Complaining about a $50/tonne tax only makes sense because, in the minds of many, the harm suffered due to climate change remains distant and nebulous, and not linked to those emissions in Saskatchewan. Even dramatic wildfires, flooding and droughts are dismissed because we cannot say conclusively that each instance is definitely caused by climate change (even though climate change will increase the frequency of each of these). To the extent that such disasters are linked in the public mind to climate change, the causes are seen as global, not the result of Canadian emissions.
However, each tonne emitted in Saskatchewan, or in the rest of Canada, does cause real harm – both to Canadians and internationally. We like to believe that Canadians clean up our own messes – and don’t whine when someone asks them to do it. So suck it up, Mr. Wall – it’s time to pay the carbon price and get on board with a national plan to deal with Canada’s climate mess.
Conclusion
West Coast Environmental Law welcomes a national carbon price as a good first step. However, it’s clearly inadequate by itself, and there remain many unanswered questions about how we are going to clean up our climate mess as a nation.

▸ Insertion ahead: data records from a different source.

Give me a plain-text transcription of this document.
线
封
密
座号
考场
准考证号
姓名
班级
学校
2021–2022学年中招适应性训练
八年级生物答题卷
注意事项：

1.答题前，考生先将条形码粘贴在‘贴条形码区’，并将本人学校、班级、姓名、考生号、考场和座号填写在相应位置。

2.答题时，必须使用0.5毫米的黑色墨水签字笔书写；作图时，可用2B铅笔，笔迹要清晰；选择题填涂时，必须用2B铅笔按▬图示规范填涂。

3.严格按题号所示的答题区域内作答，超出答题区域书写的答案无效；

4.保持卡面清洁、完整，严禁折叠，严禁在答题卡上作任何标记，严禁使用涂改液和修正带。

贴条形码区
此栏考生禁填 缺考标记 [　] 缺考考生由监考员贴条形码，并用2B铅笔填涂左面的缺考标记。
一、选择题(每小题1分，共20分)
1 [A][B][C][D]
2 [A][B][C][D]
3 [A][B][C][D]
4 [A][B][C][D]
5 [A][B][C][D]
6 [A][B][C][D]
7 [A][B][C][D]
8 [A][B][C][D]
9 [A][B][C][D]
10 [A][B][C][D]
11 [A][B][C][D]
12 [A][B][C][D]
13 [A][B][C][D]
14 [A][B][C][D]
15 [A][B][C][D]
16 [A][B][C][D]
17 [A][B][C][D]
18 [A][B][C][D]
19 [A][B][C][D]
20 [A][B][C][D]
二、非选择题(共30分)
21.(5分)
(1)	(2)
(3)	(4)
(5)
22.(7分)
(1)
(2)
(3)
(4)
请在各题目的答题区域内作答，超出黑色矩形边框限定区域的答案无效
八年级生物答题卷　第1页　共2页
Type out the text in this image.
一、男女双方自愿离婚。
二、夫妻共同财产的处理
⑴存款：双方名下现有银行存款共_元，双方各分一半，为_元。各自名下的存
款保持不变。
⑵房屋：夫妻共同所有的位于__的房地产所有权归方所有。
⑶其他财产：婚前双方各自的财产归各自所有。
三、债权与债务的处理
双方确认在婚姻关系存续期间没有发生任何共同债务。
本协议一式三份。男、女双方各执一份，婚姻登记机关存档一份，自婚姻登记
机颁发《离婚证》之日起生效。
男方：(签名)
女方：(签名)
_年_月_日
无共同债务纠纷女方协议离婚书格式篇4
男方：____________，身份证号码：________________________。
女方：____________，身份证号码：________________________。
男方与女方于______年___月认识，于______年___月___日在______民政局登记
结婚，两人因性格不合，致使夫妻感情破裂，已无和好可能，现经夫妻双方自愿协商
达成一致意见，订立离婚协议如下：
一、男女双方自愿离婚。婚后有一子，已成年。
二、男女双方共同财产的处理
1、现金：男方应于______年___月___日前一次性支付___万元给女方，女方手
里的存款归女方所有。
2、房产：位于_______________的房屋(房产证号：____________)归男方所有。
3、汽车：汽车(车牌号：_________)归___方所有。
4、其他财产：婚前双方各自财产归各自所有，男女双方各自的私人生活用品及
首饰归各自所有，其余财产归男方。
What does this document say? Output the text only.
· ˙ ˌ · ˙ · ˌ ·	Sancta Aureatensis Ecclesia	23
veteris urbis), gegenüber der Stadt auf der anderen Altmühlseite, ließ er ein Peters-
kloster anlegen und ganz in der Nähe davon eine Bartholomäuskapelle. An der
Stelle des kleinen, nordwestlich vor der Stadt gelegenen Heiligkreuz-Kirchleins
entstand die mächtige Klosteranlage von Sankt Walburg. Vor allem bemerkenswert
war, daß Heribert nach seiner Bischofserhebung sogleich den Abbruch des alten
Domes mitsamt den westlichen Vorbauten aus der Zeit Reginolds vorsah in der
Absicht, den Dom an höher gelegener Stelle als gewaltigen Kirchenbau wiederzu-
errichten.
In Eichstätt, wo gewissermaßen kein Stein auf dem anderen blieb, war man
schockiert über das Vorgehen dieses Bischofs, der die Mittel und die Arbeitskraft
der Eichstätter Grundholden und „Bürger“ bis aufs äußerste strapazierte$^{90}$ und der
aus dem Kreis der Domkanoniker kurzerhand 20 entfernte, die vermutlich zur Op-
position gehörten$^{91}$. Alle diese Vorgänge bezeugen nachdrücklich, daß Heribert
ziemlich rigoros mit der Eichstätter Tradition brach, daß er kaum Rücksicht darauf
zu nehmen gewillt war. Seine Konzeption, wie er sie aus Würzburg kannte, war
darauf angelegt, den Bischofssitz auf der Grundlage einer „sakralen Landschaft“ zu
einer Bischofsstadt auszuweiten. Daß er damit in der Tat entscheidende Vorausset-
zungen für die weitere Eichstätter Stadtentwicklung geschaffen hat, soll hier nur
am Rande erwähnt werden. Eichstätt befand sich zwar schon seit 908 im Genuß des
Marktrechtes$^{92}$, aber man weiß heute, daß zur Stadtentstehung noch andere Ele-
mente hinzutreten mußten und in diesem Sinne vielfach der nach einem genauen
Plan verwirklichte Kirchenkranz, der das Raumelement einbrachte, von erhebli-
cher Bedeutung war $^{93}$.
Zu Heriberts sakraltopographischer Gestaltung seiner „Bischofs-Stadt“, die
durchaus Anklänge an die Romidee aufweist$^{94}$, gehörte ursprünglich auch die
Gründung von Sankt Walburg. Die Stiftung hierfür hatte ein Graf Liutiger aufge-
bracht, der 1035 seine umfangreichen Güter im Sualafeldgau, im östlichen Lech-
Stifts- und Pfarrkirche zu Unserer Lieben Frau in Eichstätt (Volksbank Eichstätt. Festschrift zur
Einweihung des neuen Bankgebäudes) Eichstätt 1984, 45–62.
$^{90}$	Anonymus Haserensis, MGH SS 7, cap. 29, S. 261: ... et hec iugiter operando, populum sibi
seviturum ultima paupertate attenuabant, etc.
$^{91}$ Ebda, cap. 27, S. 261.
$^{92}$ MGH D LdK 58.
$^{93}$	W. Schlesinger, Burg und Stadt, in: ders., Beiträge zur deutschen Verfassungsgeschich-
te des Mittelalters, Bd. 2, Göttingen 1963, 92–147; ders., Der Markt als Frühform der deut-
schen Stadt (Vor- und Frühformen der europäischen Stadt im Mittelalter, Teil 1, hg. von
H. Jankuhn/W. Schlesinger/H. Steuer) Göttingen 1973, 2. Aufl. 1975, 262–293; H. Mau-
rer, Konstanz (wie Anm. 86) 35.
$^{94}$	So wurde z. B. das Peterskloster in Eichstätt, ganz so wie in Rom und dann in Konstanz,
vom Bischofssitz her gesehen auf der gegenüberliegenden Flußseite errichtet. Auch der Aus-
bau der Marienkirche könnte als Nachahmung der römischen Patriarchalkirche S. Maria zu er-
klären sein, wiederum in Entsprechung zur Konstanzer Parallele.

By Andrew Gage, Staff Counsel
* The social cost of carbon is based on applying an economic “discount” to the harm that’s expected to occur in the future, so the actual impacts when they materialize are expected to be much higher. Put another way, $45.10-$190.70 is the amount of money that it would be prudent to invest in 2020 at a 3% rate of return to pay for the eventual harm caused by that tonne of carbon. The social cost of carbon increases each year – so justify future increases in the carbon tax as well.